無効化されたコミュニティーのユーザーへの表示形式を指定するには、disabled.xml テンプレートを使用します。コミュニティーテンプレートのディスプレイプロファイルについて理解するには、「コミュニティーテンプレートについて」を参照してください。

コミュニティーの削除と復元

コミュニティー所有者またはシステム管理者はコミュニティーを削除できます。コミュニティーが削除されると、コミュニティー自体、およびそのコミュニティーに付随するデータにアクセスできなくなります。ただし、バックエンドの記憶領域にはまだデータが残っているため、必要に応じてコミュニティーを復元することができます。削除したコミュニティーの復元タスクはポータル管理者が実行します。この復元機能は、悪意による、または意図しないコミュニティーの削除を取り消す目的で提供されています。

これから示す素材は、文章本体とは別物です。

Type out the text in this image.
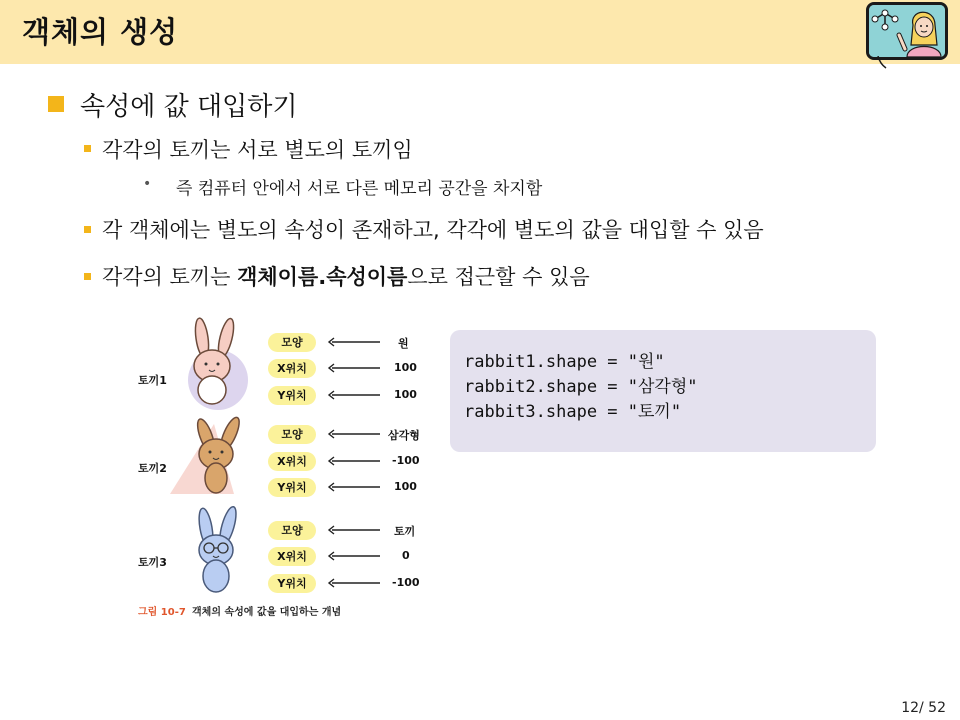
객체의 생성
속성에 값 대입하기
각각의 토끼는 서로 별도의 토끼임
• 즉 컴퓨터 안에서 서로 다른 메모리 공간을 차지함
각 객체에는 별도의 속성이 존재하고, 각각에 별도의 값을 대입할 수 있음
각각의 토끼는 객체이름.속성이름으로 접근할 수 있음
토끼1
토끼2
토끼3
모양
X위치
Y위치
원
100
100
모양
X위치
Y위치
삼각형
-100
100
모양
X위치
Y위치
토끼
0
-100
그림 10-7 객체의 속성에 값을 대입하는 개념
rabbit1.shape = "원"
rabbit2.shape = "삼각형"
rabbit3.shape = "토끼"
12/ 52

削除は永続的なものではないため、同じ名前で新しいコミュニティーを作成することはできません。現時点で、コミュニティーの永続的かつ持続的な削除はサポートされていません。ただし、psadmin サブコマンド destroy-community を使用することでコミュニティーを永続的に削除できます。

削除されたコミュニティーのユーザーへの表示形式を指定するには、deleted.xml テンプレートを使用します。コミュニティーテンプレートのディスプレイプロファイルについて理解するには、「コミュニティーテンプレートについて」を参照してください。

カテゴリの管理

コミュニティーの作成および参照で使用されるカテゴリツリーは、検索サーバーの分類によって提供されます。カテゴリの管理方法については、「カテゴリの管理」を参照してください。